Technically, he has arrived at a means by which he can accomplish this with great success. He pours a kind of plaster over a board to give it a thick coating. On this absorbent plaster ground, thin oil paint dries to an attractive matte surface. It can be sanded, which allows Ware to remove layers of color, exposing the previous layers down to the white ground if need be. Lines can be cut into it with a razor. Ware goes through a long, thoughtful process as he applies paint by washing, spattering, and pouring, then removes and alters it, then applies it again. His surfaces seem to have been formed by age and weather rather than the self-conscious hand of the artist. The textures of the finished paintings range from scruffy and gouged to chalk-smooth. The colors, layered and then abraded away, evoke atmosphere and the effects of atmosphere, the dilapidated facades of old Italian architecture, and stucco walls which endure daily hard beatings of sunlight.

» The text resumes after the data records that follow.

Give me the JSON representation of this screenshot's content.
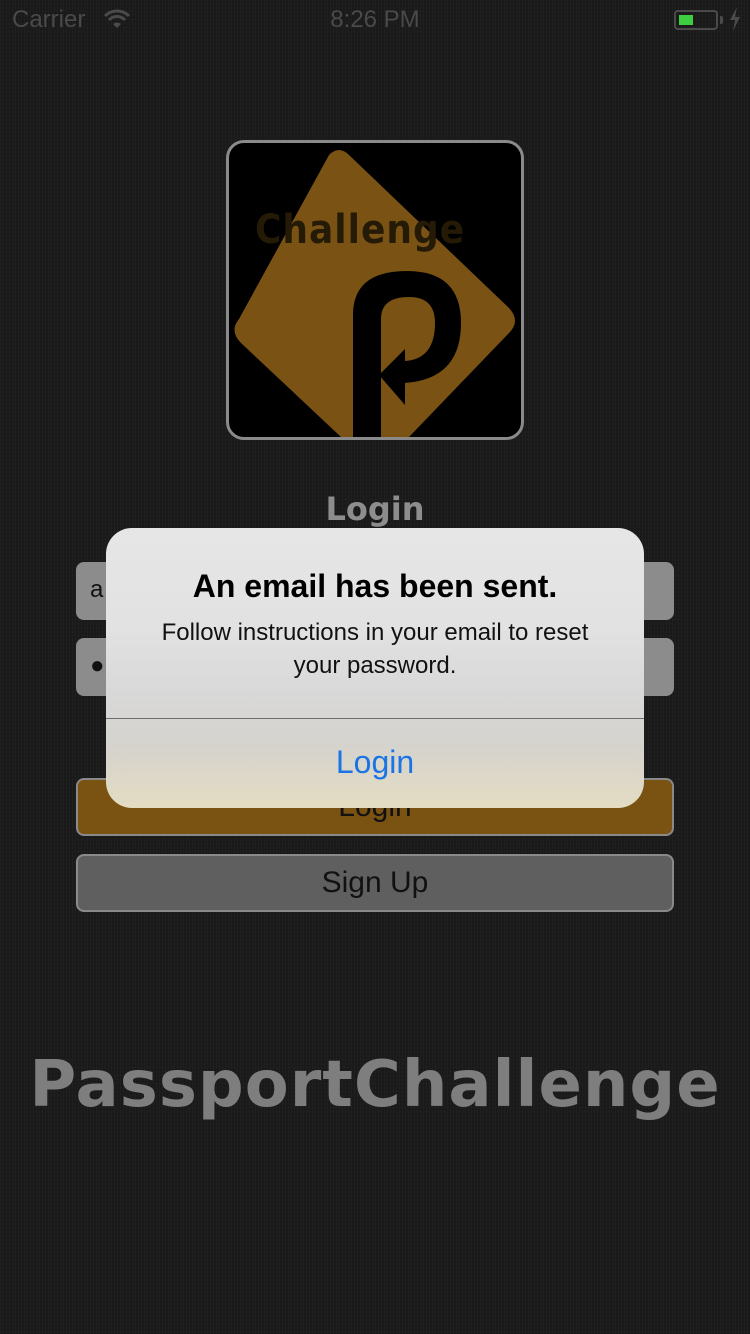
{
  "status_bar": {
    "carrier": "Carrier",
    "time": "8:26 PM",
    "battery_color": "#3ecd3e"
  },
  "logo": {
    "text": "Challenge",
    "diamond_color": "#7a5314",
    "icon": "passport-challenge-logo"
  },
  "login_form": {
    "title": "Login",
    "email_value": "a",
    "password_value": "●",
    "login_button": "Login",
    "signup_button": "Sign Up"
  },
  "brand": {
    "name": "PassportChallenge"
  },
  "alert": {
    "title": "An email has been sent.",
    "message": "Follow instructions in your email to reset your password.",
    "button": "Login",
    "button_color": "#1a74e6"
  }
}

Of course, it is insufficient to create a surface, however charming, when one intends to make a painting. In abstraction, that can sometimes be a difficult distinction to make. In Ware's case, when his paintings tend toward the minimal, that difficulty can be acute. He is saved by his equally acute sense of composition, informed by an intense visual study of a great number of paintings, which tells him when one of his surfaces finally crosses over into the realm of the picture.

When this happens, the magic of painting starts to kick in. Chalky, abused areas of color become luminous clouds, shot through with intense, distant sparks. Variegated plaster rectangles take on a quality like rolling landscapes painted in the Chinese manner, infinitely spatial and majestic. The paintings are suffused with the milky light which one recognizes from Morandi's still lifes and Monet's views of his water lily pond. A thin stripe on opposite edges of a painting become the frame of a window with a great view of a distant planet. But there are no specific associations; the purity of Ware's abstraction precludes that, and we are left with an ineffable grandeur.

The transformation of pigment into light, which after all is the grand accomplishment of painting, occurs anew with each finished piece.

On behalf of our ragtag band of scholar-cranks, who strive only to make good paintings in an era when "good" and "painting" are notions viewed with suspicion from certain quarters, I salute Kerry Ware for his devotion to the narrow path he has found for himself. It is his own, it is honestly tread, and we are the beneficiaries of the great beauty which comes from his traveling it.